As we get deeper into tax filing season and more taxpayers gather their receipts and forms to begin the filing process, it bears repeating that tax returns have become a leading target for cyber criminals. We can’t emphasize enough the necessity to be as secure as possible in protecting your personal data and financial information, creating challenging passwords, and paying close attention to anything that seems amiss.
The most blatant attacks are often made right out in the open. Scammers pretending to be the IRS will use a telephone call, email or fake website to steal your identity and your money. In many cases the phone call is an automated “robo-call” stating that you owe money and demanding immediate payment. Or the caller might promise a refund and ask for your bank account information so that they can “direct deposit” the funds.
The IRS is making a strong effort to inform, educate and warn the public about these scams. But it is up to each of us to be alert for activities that may contain clues about potential scams and criminal activity.
It may help to know what a legitimate IRS employee will NOT do when reaching out to a taxpayer by telephone. The IRS will not:
- Call a taxpayer if they owe tax without first sending a bill in the mail.

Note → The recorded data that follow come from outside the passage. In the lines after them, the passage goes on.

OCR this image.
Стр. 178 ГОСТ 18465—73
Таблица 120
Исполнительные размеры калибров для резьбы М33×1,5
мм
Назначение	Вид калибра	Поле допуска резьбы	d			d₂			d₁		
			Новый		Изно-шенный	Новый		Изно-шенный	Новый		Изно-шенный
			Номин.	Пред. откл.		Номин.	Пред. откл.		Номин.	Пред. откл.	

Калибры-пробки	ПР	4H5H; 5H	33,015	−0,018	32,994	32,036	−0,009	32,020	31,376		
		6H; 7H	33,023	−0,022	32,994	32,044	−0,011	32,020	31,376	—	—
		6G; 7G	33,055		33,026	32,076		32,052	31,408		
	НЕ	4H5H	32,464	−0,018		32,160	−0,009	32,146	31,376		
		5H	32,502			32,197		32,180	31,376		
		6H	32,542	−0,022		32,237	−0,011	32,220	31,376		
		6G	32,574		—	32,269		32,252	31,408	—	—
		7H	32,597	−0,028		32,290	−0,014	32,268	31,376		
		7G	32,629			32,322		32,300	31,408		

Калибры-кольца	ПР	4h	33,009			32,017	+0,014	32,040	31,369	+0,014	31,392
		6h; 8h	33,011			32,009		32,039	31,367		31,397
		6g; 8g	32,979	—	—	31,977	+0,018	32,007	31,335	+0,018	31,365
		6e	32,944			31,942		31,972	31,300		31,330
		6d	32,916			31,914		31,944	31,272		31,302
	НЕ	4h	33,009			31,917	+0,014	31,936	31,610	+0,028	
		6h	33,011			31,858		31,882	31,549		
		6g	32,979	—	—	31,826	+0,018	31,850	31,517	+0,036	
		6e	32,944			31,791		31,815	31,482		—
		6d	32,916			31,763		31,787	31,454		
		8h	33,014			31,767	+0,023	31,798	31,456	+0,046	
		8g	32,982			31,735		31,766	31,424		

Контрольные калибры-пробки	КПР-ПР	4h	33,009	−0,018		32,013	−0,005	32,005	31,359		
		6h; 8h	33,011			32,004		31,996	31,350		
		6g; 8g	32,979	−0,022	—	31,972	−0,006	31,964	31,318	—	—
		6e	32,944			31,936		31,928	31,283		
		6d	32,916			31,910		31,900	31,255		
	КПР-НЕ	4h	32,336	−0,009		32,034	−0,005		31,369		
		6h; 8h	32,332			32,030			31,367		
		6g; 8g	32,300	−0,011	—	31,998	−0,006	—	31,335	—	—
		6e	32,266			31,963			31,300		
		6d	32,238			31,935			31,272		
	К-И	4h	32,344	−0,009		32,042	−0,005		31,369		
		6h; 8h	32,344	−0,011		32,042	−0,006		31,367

- Call demanding immediate payment.
- Demand payment without allowing the taxpayer to question or appeal the amount owed.
- Require the taxpayer pay their taxes a certain way; for example, demand taxpayers use a prepaid debit card.
- Ask for credit or debit card numbers over the phone.
- Threaten to contact local police or similar agencies to arrest the taxpayer for non-payment of taxes.
- Threaten legal action such as a lawsuit.
If you receive a suspicious email, the IRS offers this advice:
- Don’t reply to the message.
- Don’t give out your personal or financial information.
- Forward the email to email@example.com then delete it.
- Do not open any attachments or click on any links, as they may have malicious code that could infect your computer.
If you feel you have fallen victim to a scam attempt, contact the Treasury Inspector General for Tax Administration’s “IRS Impersonation Scam Reporting” web page to report the incident. You may also wish to report the incident to the Federal Trade Commission, using the “FTC Complaint Assistant ” on FTC.gov. Please add “IRS Telephone Scam” to the comments of your report.
You’ve worked too hard to earn your money and build up a solid financial reputation. Don’t lose it all to a cyber criminal pretending to be an IRS agent. Be alert to phony calls or emails, confirm the identity of anyone trying to deal with you on a tax matter, and – even if it goes against your nature – be guarded and wary.